Yeah it sounds like your insurance company tried to bullshit it’s way out of covering. Good for you for not backing down. The best thing, out of all the stuff and there are some other goods ones too like the maximums, is getting rid of the pre-existing stuff. I know there are moral hazards in the marketplace with existing conditions, but for the employer based plans… no one should have to stop getting treatment just because they switched or a lost their job.

I’d certainly be happy to be wrong in this instance, but doesn’t this mean that we’re relying on the goodwill of the (profit-motivated) insurance industry to make patient-oriented outcomes happen? Without some outside pressure on them, there will be always be someone providing useless cut-rate insurance to suckers (incidentally raising riskier patient’s premiums) or tying patients up in bureaucratic hell (as has been described upthread by @mrcjhicks and @ShivaX and others). Not to mention all the people that the industry simply won’t cover at all due to them being too poor or having too many health issues to be profitable. By the time you put in regulations to force the insurance industry to do all those things (and I’m sure there’s even more I’m not mentioning), there’s very little in the way of “free market” left in it. So why bother with all the overhead of a separate insurance industry at all? A single payer system will assuredly not be perfect or solve all these problems, but it has got to be much simpler and efficient.

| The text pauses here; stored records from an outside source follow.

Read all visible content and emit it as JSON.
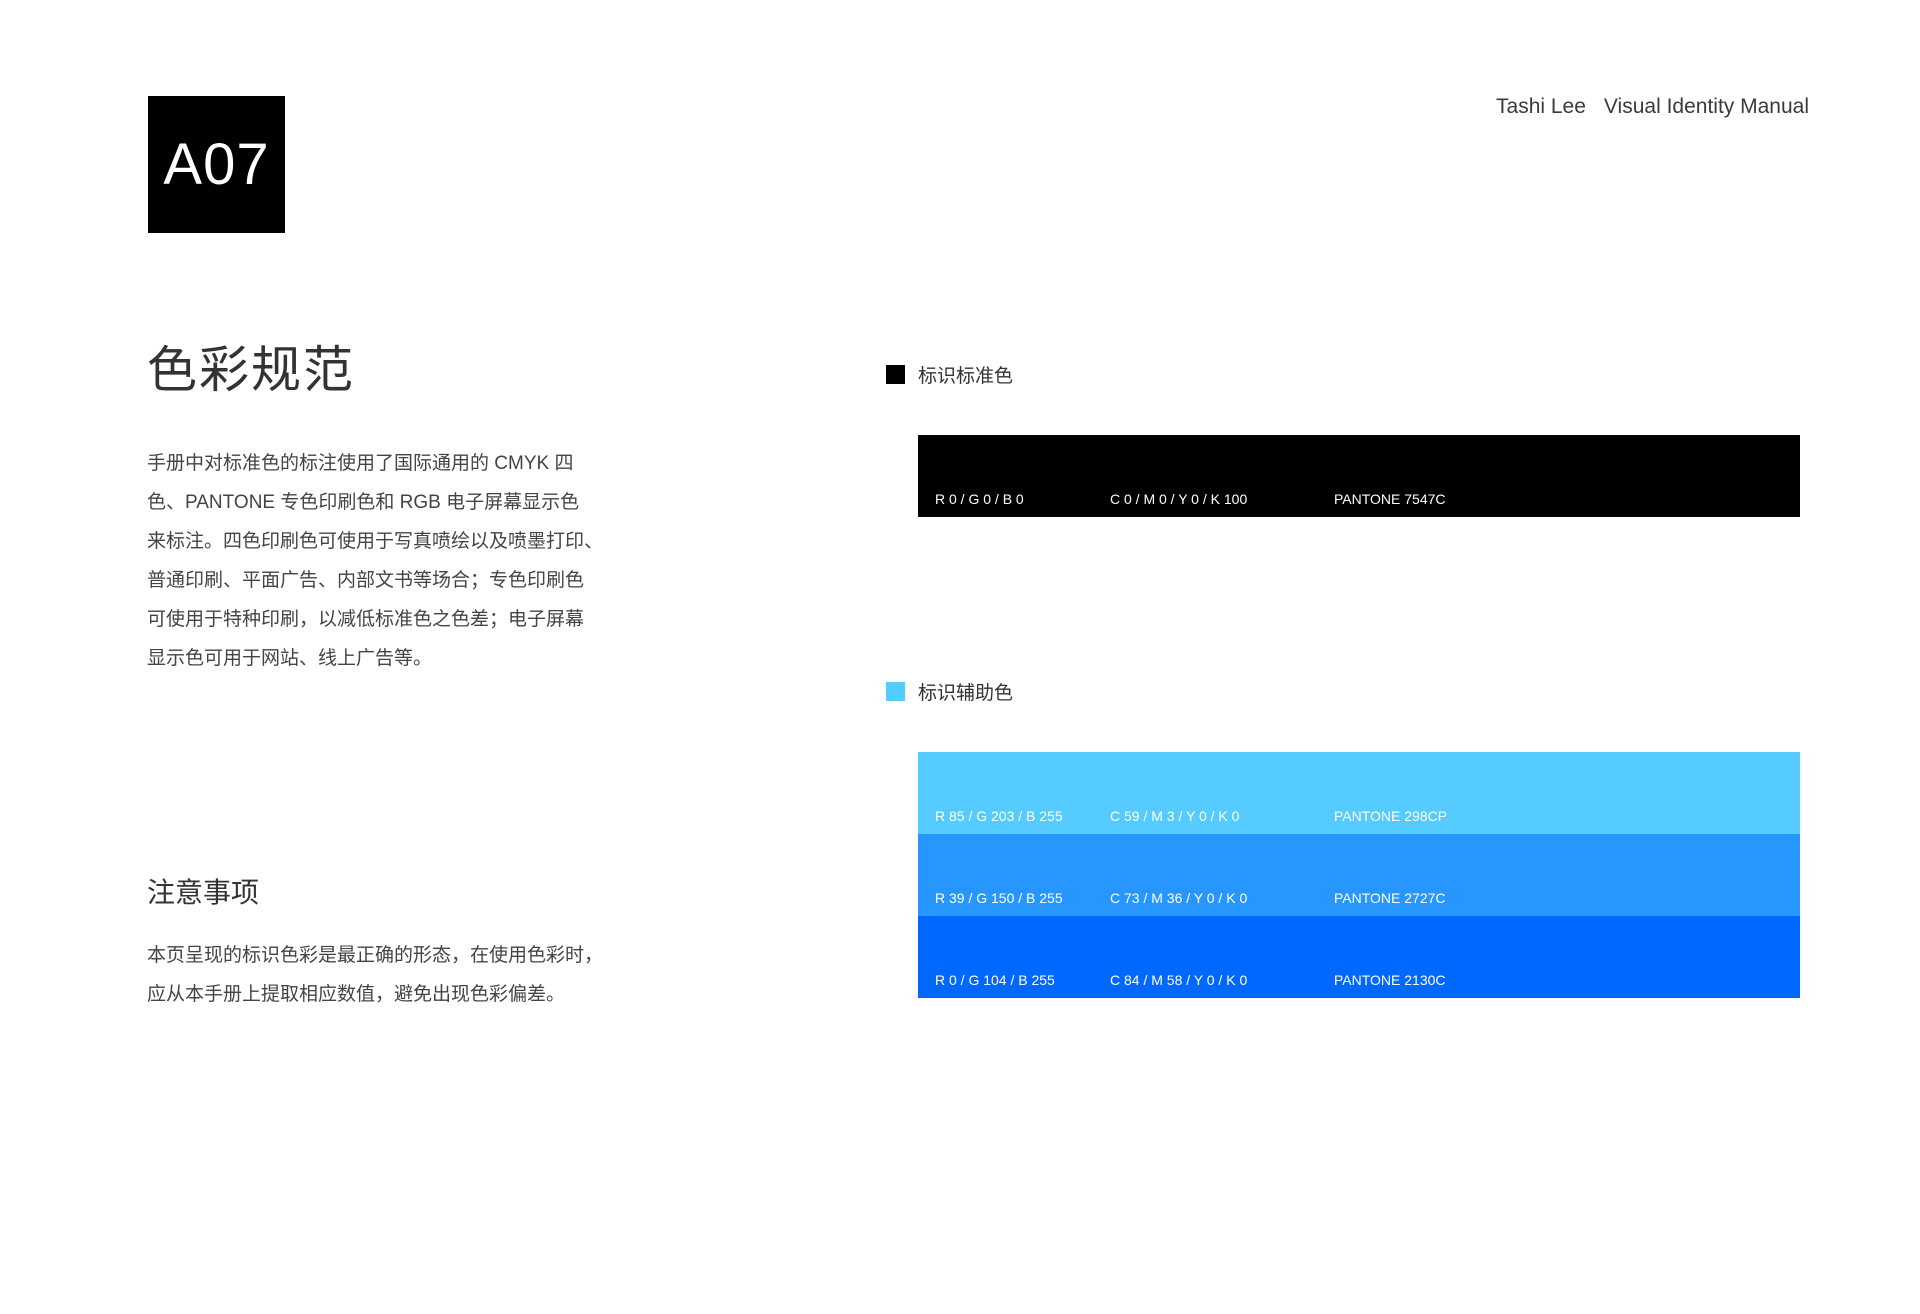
{
  "header": {
    "page_code": "A07",
    "brand_name": "Tashi Lee",
    "manual_title": "Visual Identity Manual"
  },
  "main": {
    "title": "色彩规范",
    "intro_lines": [
      "手册中对标准色的标注使用了国际通用的 CMYK 四",
      "色、PANTONE 专色印刷色和 RGB 电子屏幕显示色",
      "来标注。四色印刷色可使用于写真喷绘以及喷墨打印、",
      "普通印刷、平面广告、内部文书等场合；专色印刷色",
      "可使用于特种印刷，以减低标准色之色差；电子屏幕",
      "显示色可用于网站、线上广告等。"
    ],
    "notes_title": "注意事项",
    "notes_lines": [
      "本页呈现的标识色彩是最正确的形态，在使用色彩时，",
      "应从本手册上提取相应数值，避免出现色彩偏差。"
    ]
  },
  "standard": {
    "label": "标识标准色",
    "marker_color": "#000000",
    "swatches": [
      {
        "color": "#000000",
        "rgb": "R 0 / G 0 / B 0",
        "cmyk": "C 0 / M 0 / Y 0 / K 100",
        "pantone": "PANTONE 7547C"
      }
    ]
  },
  "auxiliary": {
    "label": "标识辅助色",
    "marker_color": "#55CBFF",
    "swatches": [
      {
        "color": "#55CBFF",
        "rgb": "R 85 / G 203 / B 255",
        "cmyk": "C 59 / M 3 / Y 0 / K 0",
        "pantone": "PANTONE 298CP"
      },
      {
        "color": "#2796FF",
        "rgb": "R 39 / G 150 / B 255",
        "cmyk": "C 73 / M 36 / Y 0 / K 0",
        "pantone": "PANTONE 2727C"
      },
      {
        "color": "#0068FF",
        "rgb": "R 0 / G 104 / B 255",
        "cmyk": "C 84 / M 58 / Y 0 / K 0",
        "pantone": "PANTONE 2130C"
      }
    ]
  }
}
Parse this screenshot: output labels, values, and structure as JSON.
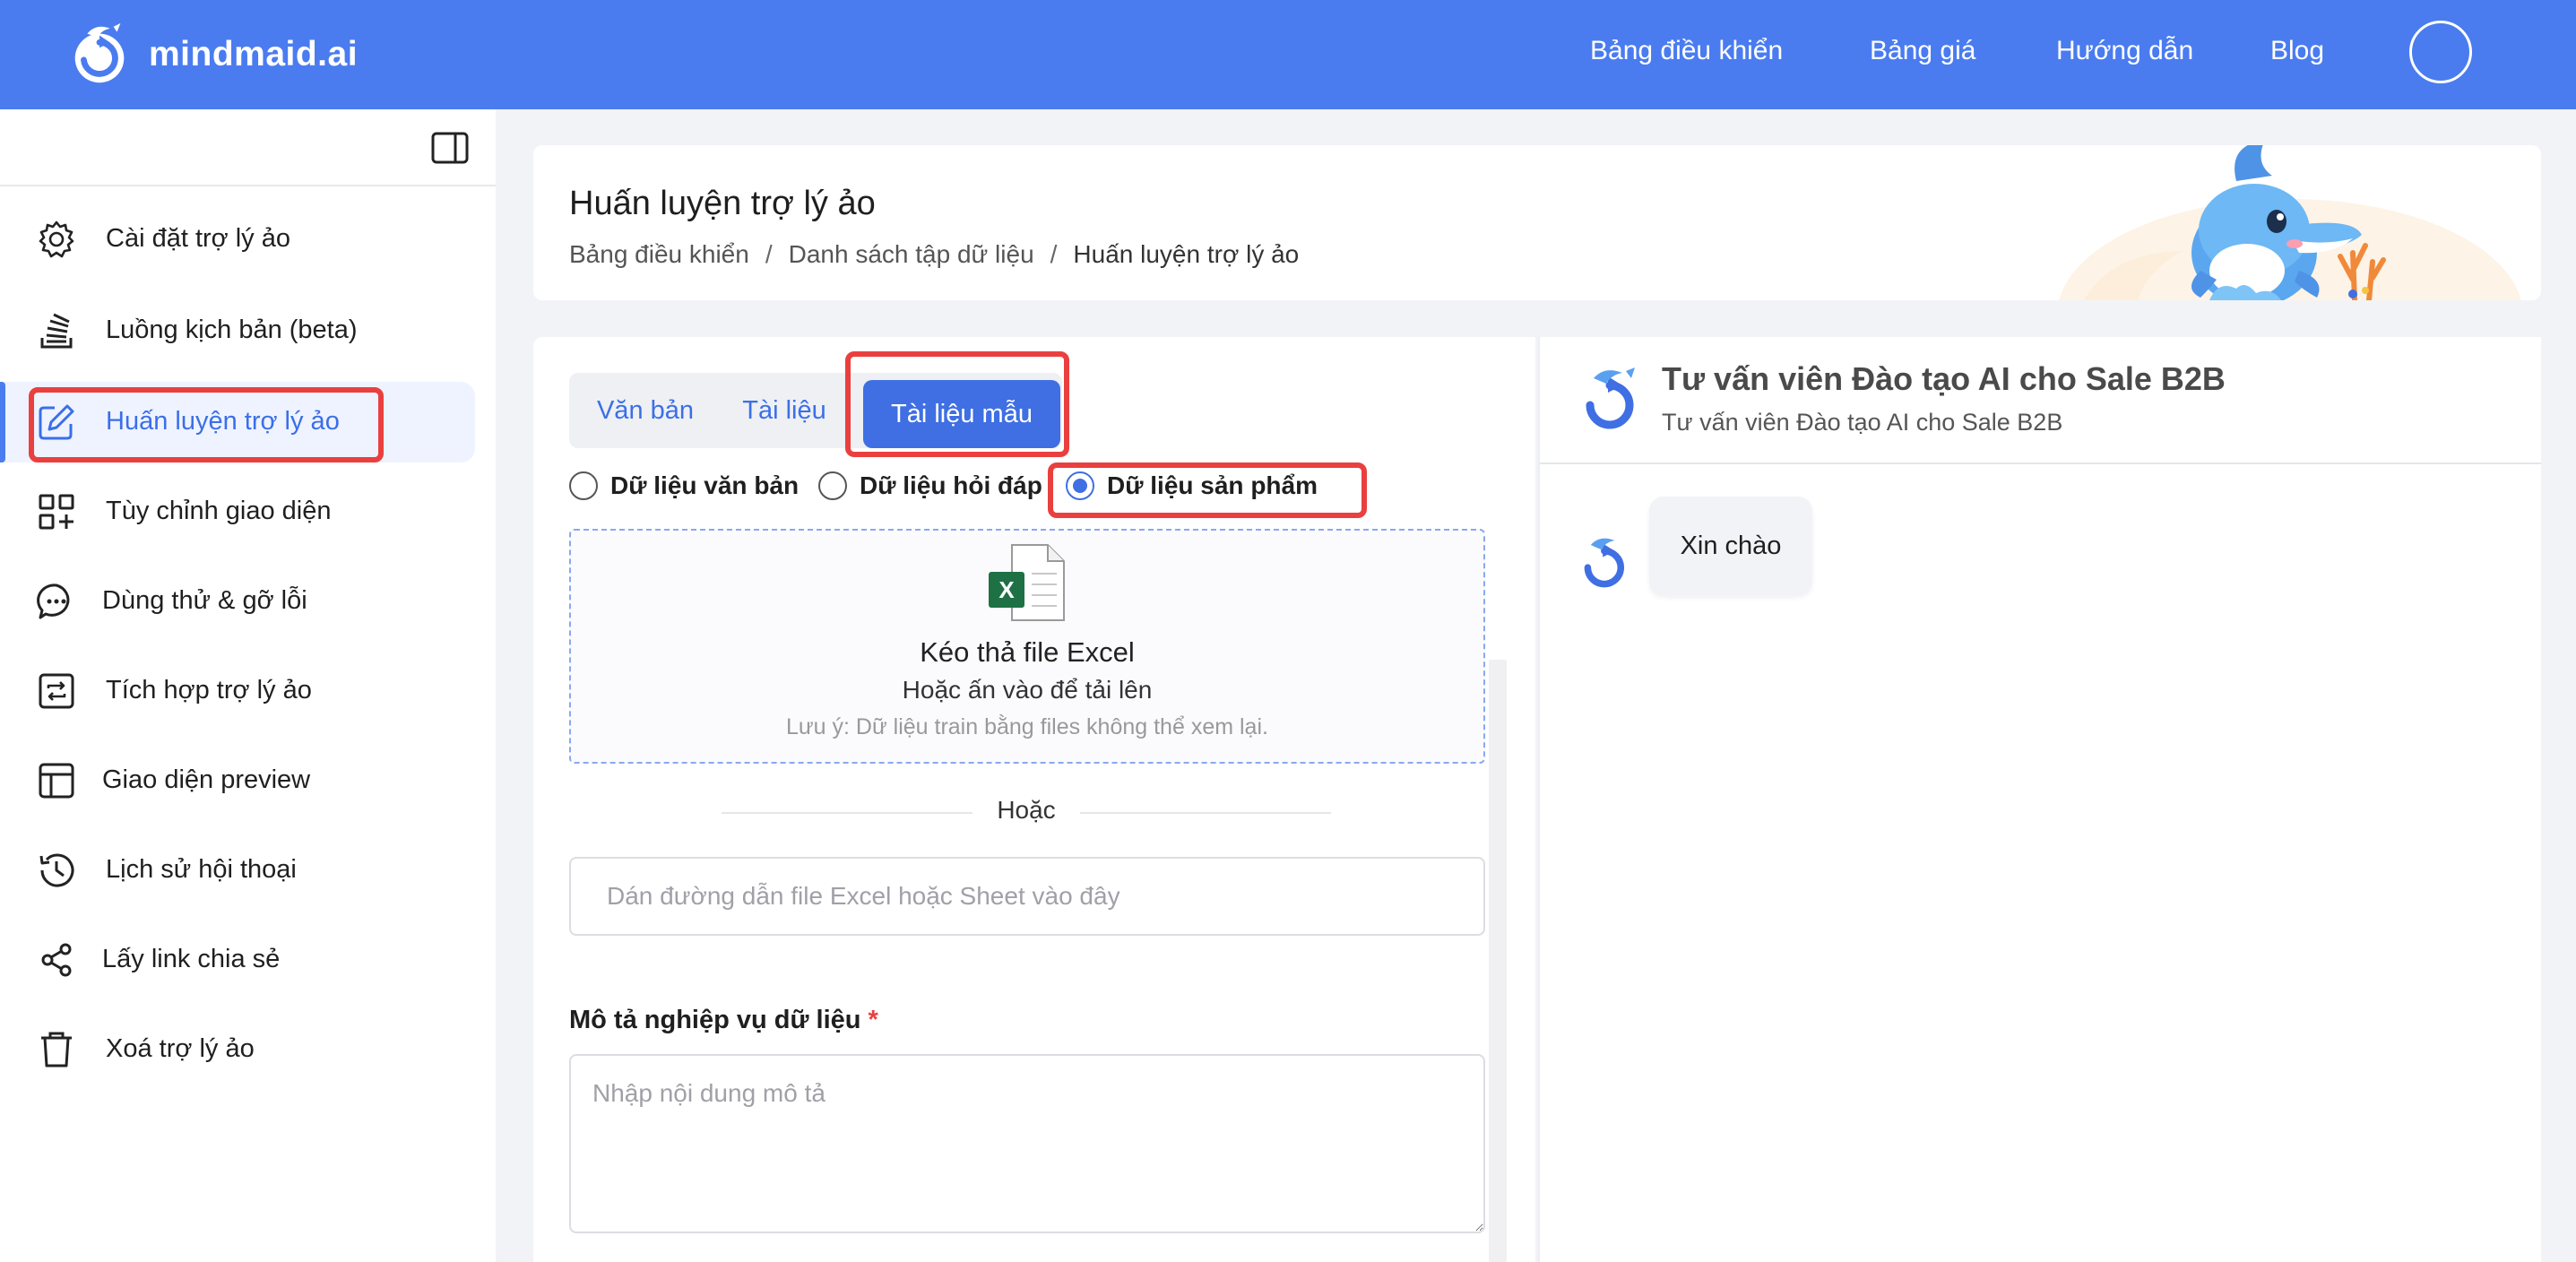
{
  "app": {
    "brand": "mindmaid.ai",
    "nav": [
      "Bảng điều khiển",
      "Bảng giá",
      "Hướng dẫn",
      "Blog"
    ]
  },
  "sidebar": {
    "items": [
      {
        "label": "Cài đặt trợ lý ảo",
        "icon": "gear-icon"
      },
      {
        "label": "Luồng kịch bản (beta)",
        "icon": "stack-icon"
      },
      {
        "label": "Huấn luyện trợ lý ảo",
        "icon": "edit-icon",
        "active": true
      },
      {
        "label": "Tùy chỉnh giao diện",
        "icon": "grid-plus-icon"
      },
      {
        "label": "Dùng thử & gỡ lỗi",
        "icon": "chat-icon"
      },
      {
        "label": "Tích hợp trợ lý ảo",
        "icon": "sync-icon"
      },
      {
        "label": "Giao diện preview",
        "icon": "layout-icon"
      },
      {
        "label": "Lịch sử hội thoại",
        "icon": "history-icon"
      },
      {
        "label": "Lấy link chia sẻ",
        "icon": "share-icon"
      },
      {
        "label": "Xoá trợ lý ảo",
        "icon": "trash-icon"
      }
    ]
  },
  "header": {
    "title": "Huấn luyện trợ lý ảo",
    "breadcrumb": [
      "Bảng điều khiển",
      "Danh sách tập dữ liệu",
      "Huấn luyện trợ lý ảo"
    ],
    "separator": "/"
  },
  "training": {
    "tabs": [
      "Văn bản",
      "Tài liệu",
      "Tài liệu mẫu"
    ],
    "active_tab": "Tài liệu mẫu",
    "radios": [
      "Dữ liệu văn bản",
      "Dữ liệu hỏi đáp",
      "Dữ liệu sản phẩm"
    ],
    "selected_radio": "Dữ liệu sản phẩm",
    "dropzone": {
      "title": "Kéo thả file Excel",
      "subtitle": "Hoặc ấn vào để tải lên",
      "note": "Lưu ý: Dữ liệu train bằng files không thể xem lại."
    },
    "or_text": "Hoặc",
    "url_placeholder": "Dán đường dẫn file Excel hoặc Sheet vào đây",
    "description_label": "Mô tả nghiệp vụ dữ liệu",
    "required_mark": "*",
    "description_placeholder": "Nhập nội dung mô tả"
  },
  "chat": {
    "bot_name": "Tư vấn viên Đào tạo AI cho Sale B2B",
    "bot_subtitle": "Tư vấn viên Đào tạo AI cho Sale B2B",
    "messages": [
      {
        "from": "bot",
        "text": "Xin chào"
      }
    ]
  },
  "colors": {
    "brand": "#4a7cf0",
    "active_tab": "#3f6fe3",
    "highlight": "#e9403f",
    "excel_green": "#1e7145"
  }
}
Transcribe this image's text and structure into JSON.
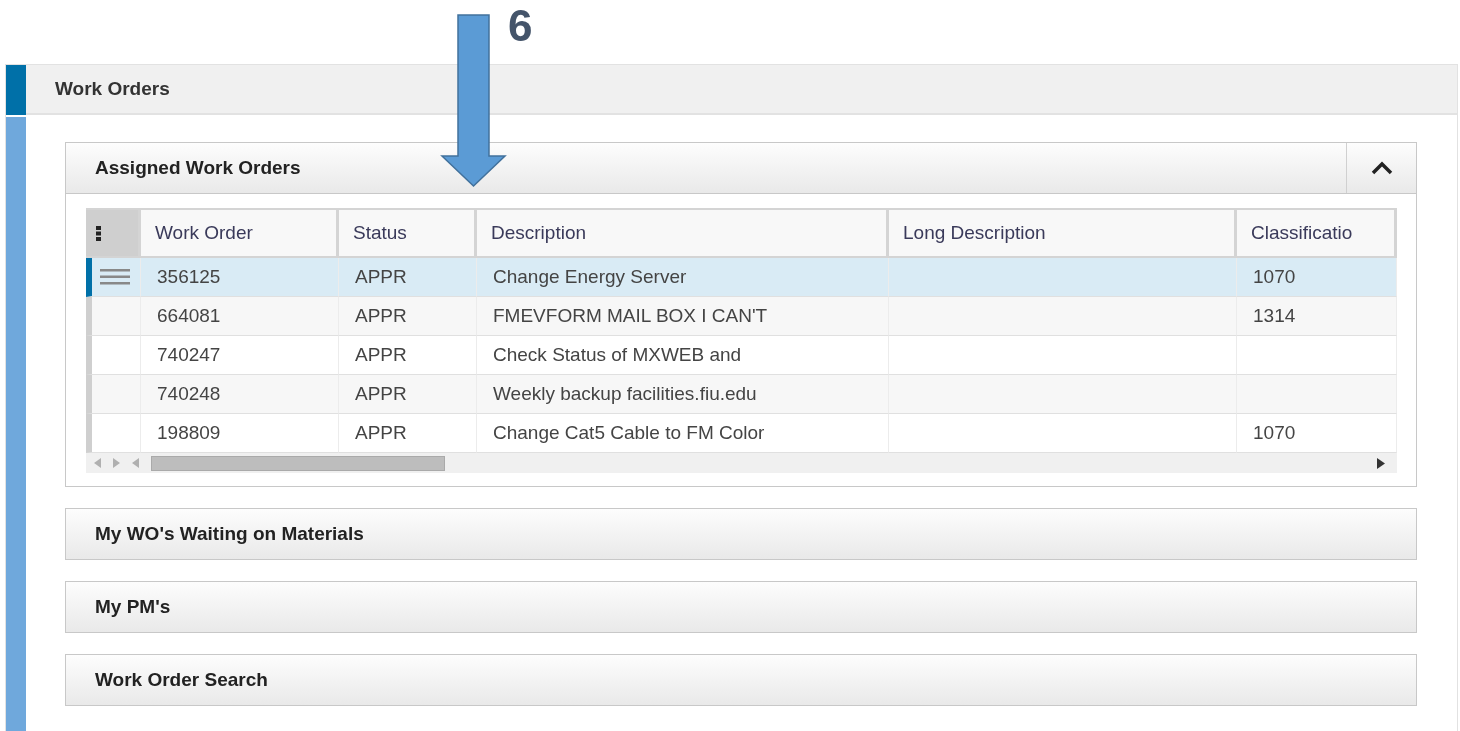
{
  "annotation": {
    "label": "6"
  },
  "section": {
    "title": "Work Orders"
  },
  "panels": [
    {
      "title": "Assigned Work Orders",
      "expanded": true,
      "table": {
        "columns": [
          "Work Order",
          "Status",
          "Description",
          "Long Description",
          "Classificatio"
        ],
        "rows": [
          {
            "work_order": "356125",
            "status": "APPR",
            "description": "Change Energy Server",
            "classification": "1070",
            "selected": true
          },
          {
            "work_order": "664081",
            "status": "APPR",
            "description": "FMEVFORM MAIL BOX I CAN'T",
            "classification": "1314",
            "selected": false
          },
          {
            "work_order": "740247",
            "status": "APPR",
            "description": "Check Status of MXWEB and",
            "selected": false
          },
          {
            "work_order": "740248",
            "status": "APPR",
            "description": "Weekly backup facilities.fiu.edu",
            "selected": false
          },
          {
            "work_order": "198809",
            "status": "APPR",
            "description": "Change Cat5 Cable to FM Color",
            "classification": "1070",
            "selected": false
          }
        ]
      }
    },
    {
      "title": "My WO's Waiting on Materials",
      "expanded": false
    },
    {
      "title": "My PM's",
      "expanded": false
    },
    {
      "title": "Work Order Search",
      "expanded": false
    }
  ]
}
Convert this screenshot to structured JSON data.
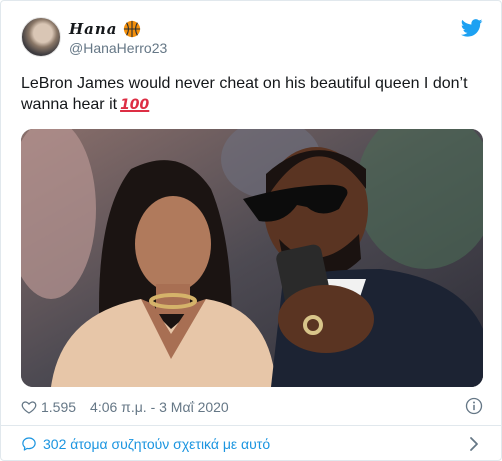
{
  "author": {
    "display_name": "Hana",
    "emoji": "basketball-icon",
    "handle": "@HanaHerro23"
  },
  "tweet": {
    "text": "LeBron James would never cheat on his beautiful queen I don’t wanna hear it",
    "emoji": "hundred-points-icon"
  },
  "meta": {
    "likes": "1.595",
    "timestamp": "4:06 π.μ. - 3 Μαΐ 2020"
  },
  "footer": {
    "conversation": "302 άτομα συζητούν σχετικά με αυτό"
  },
  "colors": {
    "twitter_blue": "#1da1f2",
    "link_blue": "#1b95e0",
    "muted": "#657786",
    "emoji_red": "#dd2e44"
  }
}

OK, now, having said all that, it’s probably not politically feasible to do single payer without a political Tunguska event. So we may well be stuck with the inefficiency of a private insurance industry, in which case what @Nesrie has described about comprehensive care becoming important to them is a promising step. I’d like to see amendments to the ACA that make that kind of approach mandatory, which I see as the next evolution of the essential benefits clause.